To cut a long story short, after a 24 hour blood pressure monitor check and an ECG I was informed by the GP to head towards A&E as I had a suspected ‘coronary artery spasm’ and should request a Troponin test. A little startled by this information, and after gathering my thoughts I went to Southampton General hospital A&E.
I provided my personal details at reception and was guided to the initial assessment room. It was eerily quiet, I was introduced to a nurse who used a calm manner to explain the different stages of process. After initial tests, I was then moved to what I call ‘the A&E ward’. This area of the wing was busier, there were staff in different coloured uniform (to visibly show different roles within this jigsaw) and staff were around a circle shaped reception. This hub was allocating beds, monitoring diagnosis and was the nerve centre of the place.
I felt terribly guilty as I could hear and see patients who were feeling pain. To witness how patients felt vulnerable was an eye opening experience, we were trusting qualified strangers with our lives. Prior to this experience I had no concept as to the caring and gentle side of the NHS, to hear health care professionals calmly speak to patients to ascertain if there are family or friends with support mechanisms in place to enable on going/out of hospital care. This is when I realised the number of patients who are elderly and of those a high number had no ‘out of hospital’ support system. What’s the relevance? If these patients have no support system, the NHS professionals need to implement a plan of NHS funded support and resource. What does this look like? Where does this come from? How do you convince an elderly and vulnerable person this is the right approach for them? Is NHS support available within a short time frame? These questions are valid, the last for me is pertinent.
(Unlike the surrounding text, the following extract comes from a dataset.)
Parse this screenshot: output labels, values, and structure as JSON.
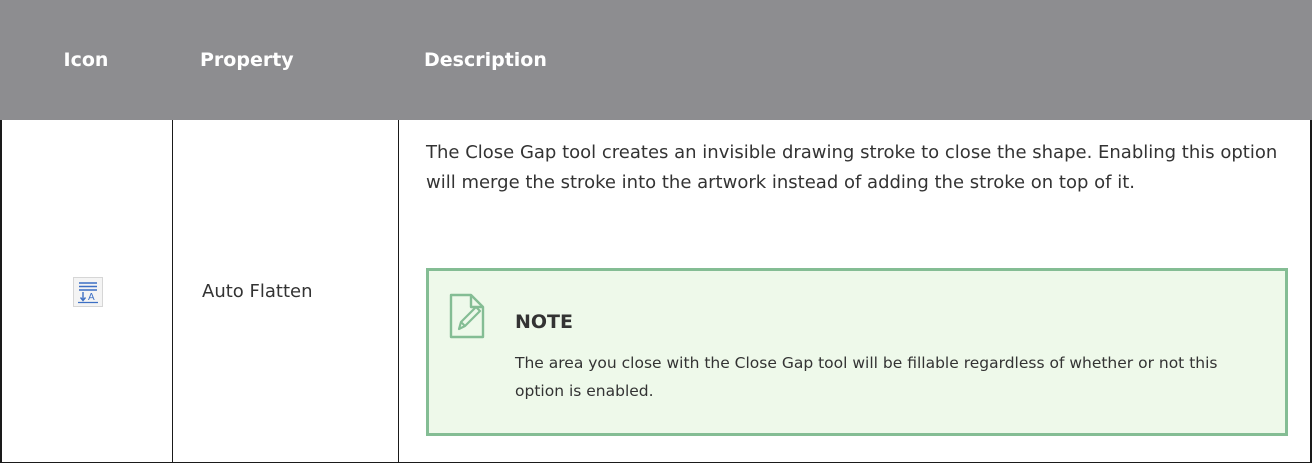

How does the system support the most needy in a way to give them the appropriate care they require, in an environment suitable for them to prevent them from waiting in A&E and prolonging their uncertainty.
It was remarkably clear to see the absolute need to redesign the NHS care system to include ‘out of hospital’ care be this through home visits or care homes that can aid recovery. Society (media, government, NHS and the statisticians) is constantly reminding us we are an ageing population. A population that requires out of hospital care delivered by care workers who are not time pressured by their private employers. Government and the opposition need to re-think and actively plan for the current status and the future. By not taking this bold step, this wonderful and world respected NHS will break. Not because of the dedicated and loyal people who work within it but because they are expected (by policy makers) to deliver more than their role. Why is the funding invested in the NHS not filtering to then? Do we need to question how the funding is channelled?
During my A&E visit I was seen by five medical professionals who all had a role to ensure my health issues were diagnosed and treated. These people meet with ‘all walks of life’ and yet do not judge or discriminate. They deliver their roles with exceptional care and compassion. My four hour visit gave first hand experience as to the support they need and should receive. Without these dedicated individuals who cope with added pressures, the nation would fall apart. It is time to raise awareness of the situation and for policy makers to proactively act to support them.